Holistic-scoring caveat. Per entry/entry.md §1a, dimension scores reflect what the substance does for the population for whom it applies — i.e., genuinely deficient patients. The 4 on energy and the 3s on focus and mood are "for the affected subgroup" calls; for a replete reader these are not benefits B₁₂ supplementation will deliver. The article makes this conditional explicit ("for someone who's actually deficient"); the pitches inherit that framing.

Rating difficulties.

Evidence at 4, not 5. Mechanism is settled enzyme biochemistry, Lindenbaum and Carmel codify the clinical picture, and Vidal-Alaball gives Cochrane-grade evidence for oral non-inferiority. But population-screening trials have not consistently shown net benefit outside the mild-cognitive-impairment subgroup, and the cardiovascular homocysteine-lowering RCTs (HOPE-2, VISP, NORVIT) were null. Held at 4 to honour the genuine asymptomatic-treatment uncertainty.
Longevity at 3. The dominant longevity benefit is preventing irreversible neurological injury in the at-risk subgroup, not population mortality reduction. Adding the homocysteine-Alzheimer's signal (Hooshmand 2010, Smith 2010) gets it to a meaningful-but-not-dominant 3.
Controversy at 2. Core diagnosis and treatment are not contested; what is contested is the optimal lower cutoff (200 vs ~400 pg/mL) and the broader homocysteine-cardiovascular story. Held at 2 rather than 1 to acknowledge that real expert debate exists.

Excluded.

Detailed cyano- vs methyl- vs hydroxocobalamin comparison. Mentioned briefly in protocol; the literature does not support a clinically meaningful difference for the typical patient, and a deeper treatment would dwarf the article's diagnostic-gap thesis.
MTHFR consumer-genetic testing critique. Flagged in out-of-scope for a future entry; cleaner as its own piece than tucked here.
The full homocysteine-and-cardiovascular argument. Flagged in out-of-scope; warrants its own entry given the null trials despite the brain-atrophy signal.
Pediatric / pregnancy presentations of maternal B₁₂ deficiency causing infant neurological injury. Real and serious but distinct enough in audience and intervention that it would dilute this entry; flagged for a future entry on B₁₂ in pregnancy.

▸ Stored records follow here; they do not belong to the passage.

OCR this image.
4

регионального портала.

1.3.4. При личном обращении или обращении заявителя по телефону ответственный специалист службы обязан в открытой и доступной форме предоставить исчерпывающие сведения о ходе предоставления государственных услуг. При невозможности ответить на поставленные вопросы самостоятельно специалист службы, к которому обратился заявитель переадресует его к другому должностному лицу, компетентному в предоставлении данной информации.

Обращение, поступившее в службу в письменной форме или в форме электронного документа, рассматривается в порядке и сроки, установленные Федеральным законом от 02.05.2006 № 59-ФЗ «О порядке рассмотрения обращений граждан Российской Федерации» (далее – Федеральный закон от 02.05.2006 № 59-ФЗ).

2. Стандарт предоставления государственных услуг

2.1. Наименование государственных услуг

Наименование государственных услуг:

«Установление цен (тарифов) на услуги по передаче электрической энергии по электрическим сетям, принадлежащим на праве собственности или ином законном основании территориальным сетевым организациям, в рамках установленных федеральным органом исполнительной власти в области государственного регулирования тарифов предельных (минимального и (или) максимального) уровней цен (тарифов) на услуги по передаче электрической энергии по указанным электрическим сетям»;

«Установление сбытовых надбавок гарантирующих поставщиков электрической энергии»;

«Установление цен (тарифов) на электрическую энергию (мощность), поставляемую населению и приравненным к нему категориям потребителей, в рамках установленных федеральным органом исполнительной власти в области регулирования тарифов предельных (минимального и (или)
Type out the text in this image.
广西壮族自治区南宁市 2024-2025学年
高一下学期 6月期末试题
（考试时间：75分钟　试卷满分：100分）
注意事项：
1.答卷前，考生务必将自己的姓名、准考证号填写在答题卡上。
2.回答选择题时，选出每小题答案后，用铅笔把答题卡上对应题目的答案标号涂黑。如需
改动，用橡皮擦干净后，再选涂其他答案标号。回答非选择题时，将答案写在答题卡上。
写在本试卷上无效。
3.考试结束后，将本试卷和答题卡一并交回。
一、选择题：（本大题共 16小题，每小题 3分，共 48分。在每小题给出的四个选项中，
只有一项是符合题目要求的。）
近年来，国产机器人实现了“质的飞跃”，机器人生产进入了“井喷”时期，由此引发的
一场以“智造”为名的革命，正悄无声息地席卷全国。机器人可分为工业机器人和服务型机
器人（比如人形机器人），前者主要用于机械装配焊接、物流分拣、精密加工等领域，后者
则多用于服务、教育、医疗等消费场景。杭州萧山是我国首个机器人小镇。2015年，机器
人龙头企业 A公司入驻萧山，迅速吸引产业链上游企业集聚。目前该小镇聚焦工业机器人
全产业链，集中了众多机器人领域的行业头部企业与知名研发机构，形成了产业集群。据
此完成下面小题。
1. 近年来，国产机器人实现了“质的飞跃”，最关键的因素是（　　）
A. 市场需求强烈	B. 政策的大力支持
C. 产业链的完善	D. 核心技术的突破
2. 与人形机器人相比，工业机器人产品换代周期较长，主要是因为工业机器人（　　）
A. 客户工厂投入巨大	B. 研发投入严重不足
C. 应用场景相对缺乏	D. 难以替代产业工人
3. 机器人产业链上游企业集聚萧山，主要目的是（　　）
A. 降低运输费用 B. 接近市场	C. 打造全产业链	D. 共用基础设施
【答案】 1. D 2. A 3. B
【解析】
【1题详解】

Separate-entry candidates. Folate / B₉ deficiency. Pernicious anemia as a standalone autoimmune condition. Homocysteine as a cardiovascular risk marker. MTHFR genetic testing critique. Maternal B₁₂ in pregnancy / breastfeeding.

Future links. When the entries above exist, this article should cross-link from out-of-scope (currently signposted in prose) and from related in meta.

Citation hygiene. Healton 1991 (Medicine journal) was added to the library to support the "neurological recovery scales with treatment delay" claim; the DOI string captured for that entry may need an editor's verification — the Medicine (Baltimore) DOI scheme for 1991 papers is patchy in the wild. The article relies on the claim, not the URL render, so this is a low-priority hygiene flag.